Friday, March 15, 2013

HTTP looks simple, but not ...

Recently I had a chance to relook into Hypertext Transfer Protocol (HTTP), one of the protocol that we use almost everyday. The HTTP is an application layer protocol functions as a request-response protocol in the client-server computing model. A web browser like Chrome or Firefox, for example, may function as the client and an application running on a computer hosting a web site may be the server. The server provides resources such as HTML files and other content, or performs other functions on behalf of the client. When a HTTP request message is sent from client to the server, the server will response a message to the client with completion status information about the request and may also contain requested content in its message body.

The original version of HTTP, HTTP/0.9 (1991) was written by Sir Tim Berners-Lee. It was a simple protocol for transferring raw data across the Internet. There are currently two versions of HTTP, namely, HTTP/1.0 and HTTP/1.1 in use today. HTTP 1.0 defined in RFC 1945 was officially introduced and recognized in 1996 improved the protocol by allowing MIME-like messages. However, HTTP/1.0 does not address the issues of proxies, caching, persistent connection, virtual hosts, and range download. These features were provided in HTTP/1.1 which is defined in RFC 2616.

In HTTP 1.0 and before, TCP connections are closed after each request and response, so each resource to be retrieved requires its own connection. This increases the load on HTTP servers and causing congestion on the Internet. Opening and closing TCP connections takes a substantial amount of CPU time, bandwidth, and memory. In practice, most Web pages consist of several files on the same server. This requires a client to make multiple requests of the same server in a short amount of time. In HTTP/1.1 a keep-alive-mechanism was introduced, where a connection could be reused for more than one request.

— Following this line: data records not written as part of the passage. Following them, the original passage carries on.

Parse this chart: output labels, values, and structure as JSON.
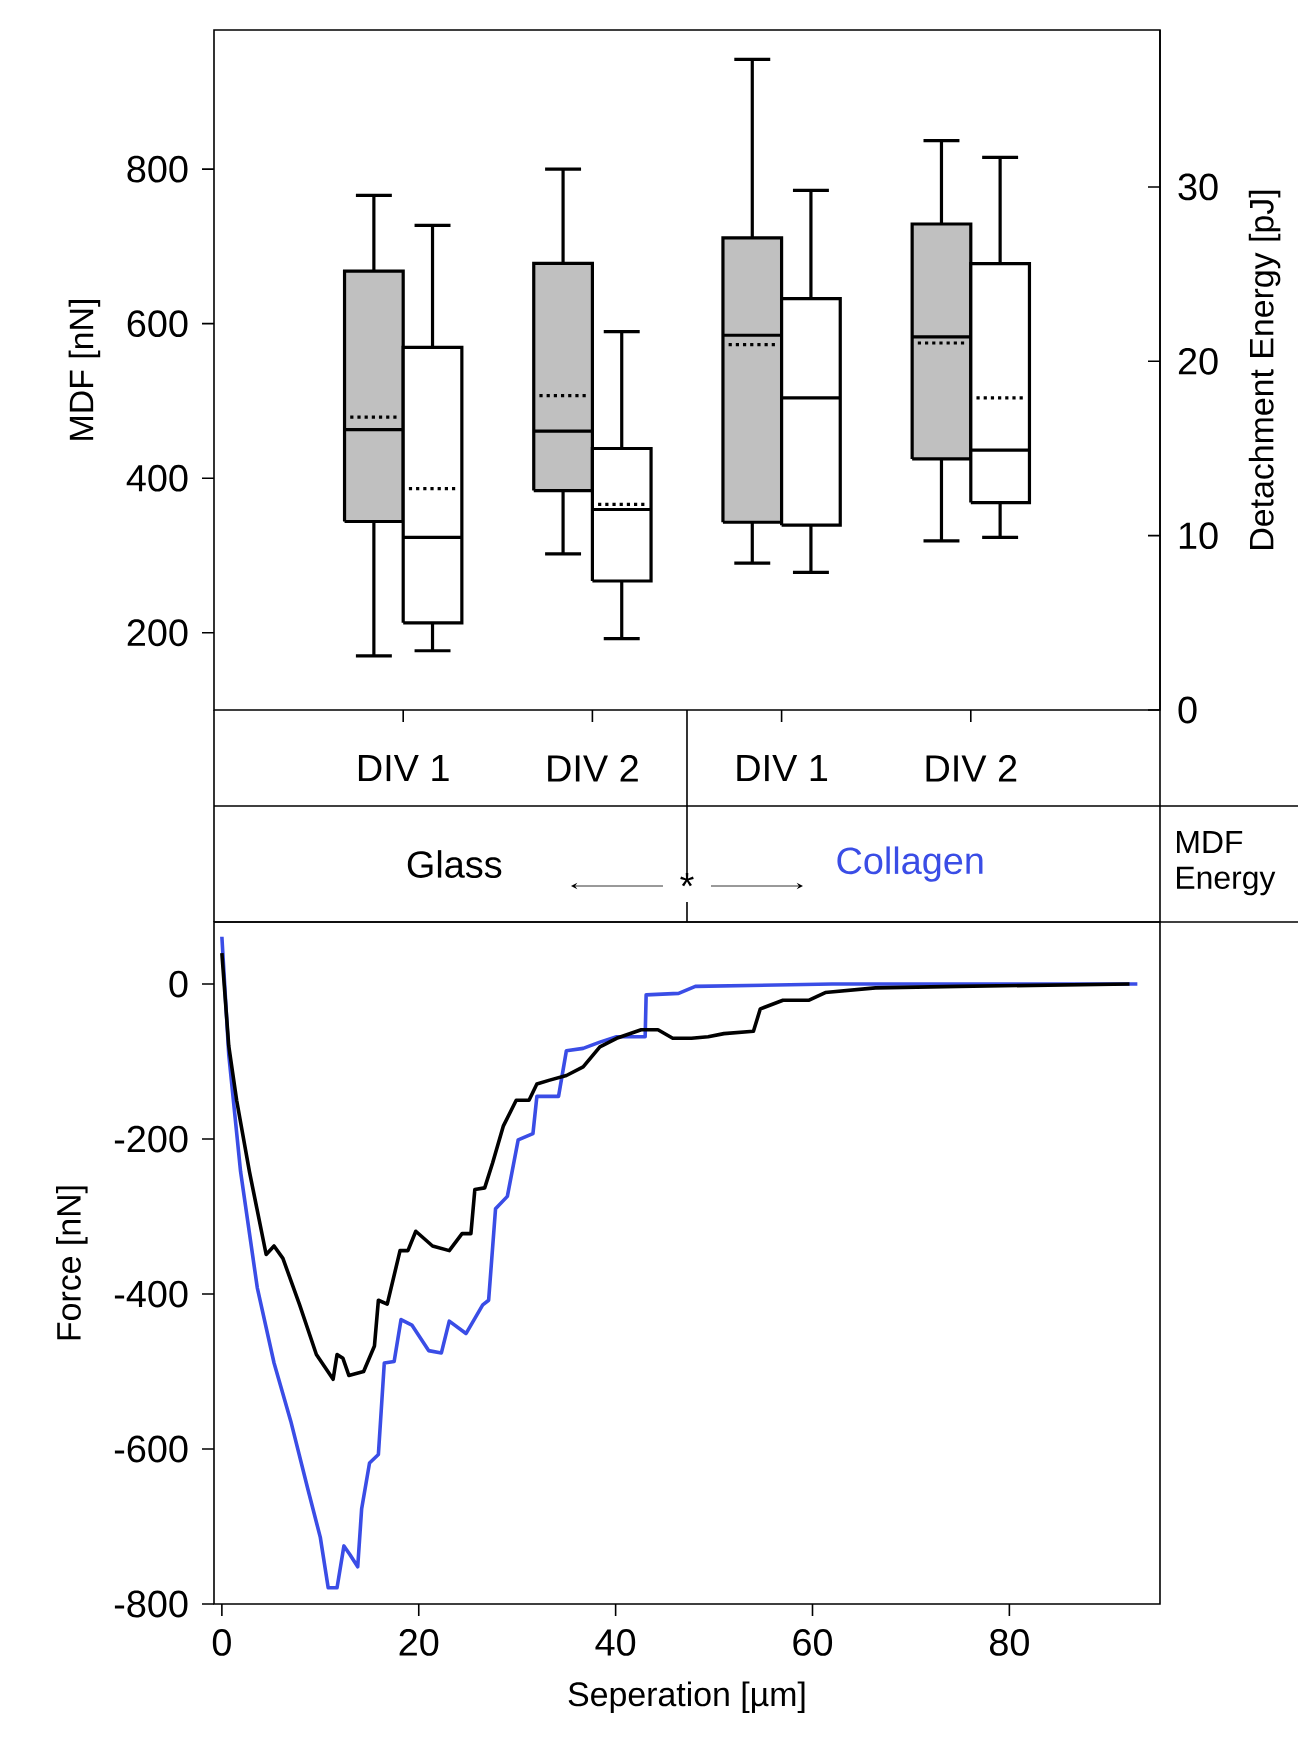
{
  "chart_data": [
    {
      "type": "box",
      "ylabel": "MDF [nN]",
      "y2label": "Detachment Energy [pJ]",
      "categories": [
        "DIV 1",
        "DIV 2",
        "DIV 1",
        "DIV 2"
      ],
      "ylim": [
        100,
        980
      ],
      "yticks": [
        200,
        400,
        600,
        800
      ],
      "y2lim": [
        0,
        39
      ],
      "y2ticks": [
        0,
        10,
        20,
        30
      ],
      "annotations": [
        "*",
        "MDF",
        "Energy"
      ],
      "series": [
        {
          "color": "#c0c0c0",
          "axis": "y",
          "boxes": [
            {
              "low": 170,
              "q1": 344,
              "median": 463,
              "q3": 668,
              "high": 766,
              "mean": 479
            },
            {
              "low": 302,
              "q1": 384,
              "median": 461,
              "q3": 678,
              "high": 800,
              "mean": 507
            },
            {
              "low": 290,
              "q1": 343,
              "median": 585,
              "q3": 711,
              "high": 942,
              "mean": 573
            },
            {
              "low": 319,
              "q1": 425,
              "median": 583,
              "q3": 729,
              "high": 837,
              "mean": 575
            }
          ]
        },
        {
          "color": "#ffffff",
          "axis": "y2",
          "boxes": [
            {
              "low": 3.4,
              "q1": 5.0,
              "median": 9.9,
              "q3": 20.8,
              "high": 27.8,
              "mean": 12.7
            },
            {
              "low": 4.1,
              "q1": 7.4,
              "median": 11.5,
              "q3": 15.0,
              "high": 21.7,
              "mean": 11.8
            },
            {
              "low": 7.9,
              "q1": 10.6,
              "median": 17.9,
              "q3": 23.6,
              "high": 29.8
            },
            {
              "low": 9.9,
              "q1": 11.9,
              "median": 14.9,
              "q3": 25.6,
              "high": 31.7,
              "mean": 17.9
            }
          ]
        }
      ]
    },
    {
      "type": "line",
      "xlabel": "Seperation [µm]",
      "ylabel": "Force [nN]",
      "xlim": [
        -0.8,
        95.3
      ],
      "ylim": [
        -800,
        80
      ],
      "xticks": [
        0,
        20,
        40,
        60,
        80
      ],
      "yticks": [
        0,
        -200,
        -400,
        -600,
        -800
      ],
      "marker": "none",
      "line_style": "solid",
      "series": [
        {
          "name": "Glass",
          "color": "#000000",
          "x": [
            0,
            0.7,
            1.5,
            2.8,
            4.5,
            5.3,
            6.2,
            7.9,
            9.6,
            11.3,
            11.7,
            12.3,
            12.9,
            14.4,
            15.5,
            15.9,
            16.8,
            18.1,
            18.9,
            19.7,
            21.4,
            23.1,
            24.4,
            25.3,
            25.7,
            26.7,
            27.5,
            28.6,
            29.9,
            31.2,
            32,
            33.3,
            35,
            36.7,
            38.4,
            40.1,
            42.6,
            44.3,
            45.8,
            47.7,
            49.4,
            51,
            54,
            54.7,
            57,
            59.6,
            61.3,
            66.4,
            74.8,
            92.2
          ],
          "values": [
            40,
            -80,
            -150,
            -242,
            -349,
            -338,
            -354,
            -414,
            -478,
            -510,
            -478,
            -483,
            -505,
            -500,
            -467,
            -408,
            -413,
            -344,
            -344,
            -319,
            -338,
            -344,
            -322,
            -322,
            -265,
            -263,
            -231,
            -183,
            -150,
            -150,
            -129,
            -124,
            -118,
            -107,
            -81,
            -70,
            -59,
            -59,
            -70,
            -70,
            -68,
            -64,
            -61,
            -32,
            -21,
            -21,
            -11,
            -5,
            -3,
            0
          ]
        },
        {
          "name": "Collagen",
          "color": "#3a4de6",
          "x": [
            0,
            0.7,
            1.9,
            3.6,
            5.3,
            7,
            8.7,
            10,
            10.8,
            11.7,
            12.4,
            13,
            13.8,
            14.2,
            15,
            15.9,
            16.5,
            17.5,
            18.2,
            19.3,
            21,
            22.3,
            23.1,
            24.8,
            26.5,
            27.1,
            27.8,
            29,
            30.1,
            31.6,
            32,
            34.2,
            35,
            36.7,
            38.4,
            40.1,
            43,
            43.1,
            46.4,
            48.1,
            62,
            93
          ],
          "values": [
            61,
            -91,
            -242,
            -392,
            -489,
            -564,
            -650,
            -714,
            -779,
            -779,
            -725,
            -736,
            -752,
            -677,
            -618,
            -607,
            -489,
            -487,
            -433,
            -440,
            -473,
            -476,
            -435,
            -451,
            -414,
            -408,
            -290,
            -274,
            -201,
            -193,
            -145,
            -145,
            -86,
            -83,
            -75,
            -68,
            -68,
            -14,
            -12,
            -3,
            0,
            0
          ]
        }
      ]
    }
  ]
}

Several requests and responses are allowed to be sent through a single persistent connection. Such persistent connections experience less latency, because the client does not need to re-negotiate the TCP connection after the first request has been sent.

There are many more improvements in HTTP 1.1. For example, it improves bandwidth optimization by supporting not only compression, but also the negotiation of compression parameters and different compression styles. HTTP 1.1 also allows for partial transmission of objects where a server transmits just the portion of a resource explicitly requested by a client.

Another improvement to the protocol was HTTP pipelining. This feature further reduces lag time, allowing a client to make multiple requests without waiting for each response, allowing a single TCP connection to be used much more efficiently, with much lower elapsed time. This feature speed up browsing by opening up multiple “pipes,” , each pipe downloading a different part of the web page, then assembling them correctly at the browser. Certain browsers even enable user to configure maximum number of pipelining connection. For example, in Firefox, you may set a value to the “network.http.pipelining.maxrequests” for such purpose.

All common desktop browsers like Chrome, Firefox, Internet Explorer and etc support and enable HTTP 1.1 by default. However, you are able to disable the use of HTTP 1.1 in these browsers. Many web sites still use HTTP 1.0, so if you are having difficulties connecting to certain web sites, you might want to clear this check box. For example, you can modify HTTP 1.1 settings in Internet Explorer by using the Advanced tab in the Internet Options dialog box. As for Firefox, you can do so by typing about:config in the address bar, search for network.http.version and change the value to 1.0. As for Chrome, you may like to tweak settings such as HTTP Pipelining in the chrome://flags setup page.